20). Senantiasa berzikir dengan kaifiat yang telah ditetapkan oleh syekh Syekh Mursyid baginya, hingga sampai dengan dia diperkenankan atau dinyatakan selesai dan boleh keluar (Amin Al Kurdi 1994 : 430-431).
Pelaksanaan suluk pimpinan Prof. Dr. H. Saidi Syekh Kadirun Yahya disamping memenuhi syarat suluk tersebut, adalagi ketentuan adab suluk yang pada prinsipnya sama dengan syarat suluk yang 20 tadi. Ada 21 adab suluk yang inti pokoknya mengatur ketentuan-ketentuan orang yang suluk itu supaya mendapatkan hasil maksimal dalam suluknya. Ada lagi 9 (sembilan) adab setelah keluar dari suluk, yang harus diperhatikan dan dipedomani agar hasil Ubudiyah suluk itu dapat dipertahankan dan bahkan dapat lebih ditingkatkan lagi.[11]
2. Macam-Macam Suluk
Adapun beberapa macam suluk yang diciptakan oleh ahli tarekat guna memperbaiki keaslahan-kesalahan seorang salik, yaitu:
- Jalan ibadah: jalan yang ditempuh oleh seorang salik untuk memperbaiki syari’at yang merupakan kehidupan orang Islam sehari-hari yang bertujuan untuk menjalankan ibadah-ibadah menjadi lebih sempurna.

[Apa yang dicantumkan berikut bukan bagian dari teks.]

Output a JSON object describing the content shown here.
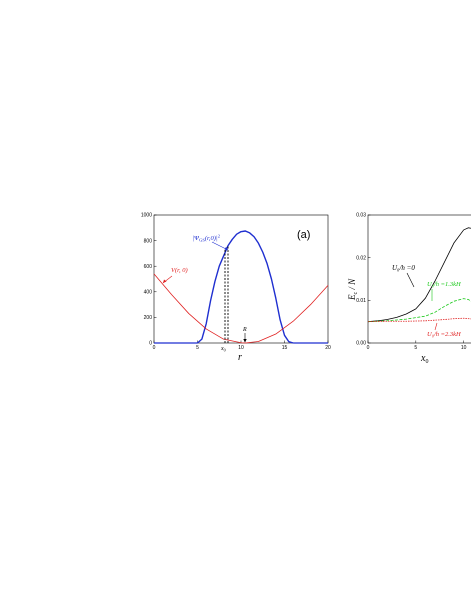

- Jalan riadhah: jalan yang ditempuh seorang salik untuk memperbaiki akhlaknya, dengan mengerjakan segala kekurangan-kekurangan tingkah lakunya yakni dengan menahan syahwat, latihan diri dengan bertapa, mengurangi makan & minum, tidur, mengurangi berkata-kata / adu domba.
- Thariqul khidmah WA bazlul jah: sebuah pendidikan yang diberikan oleh seorang mursyid agar para muridnya atau salik untuk berbuat khidmat dan kebajikan terhadap manusia. Dengan menyembunyikan kemegahan-kemegahan keturunan atau kedudukannya. Sehingga terjadi hubungan yang akrab antara seorang salik dengan masyrakat dalam pergaulan.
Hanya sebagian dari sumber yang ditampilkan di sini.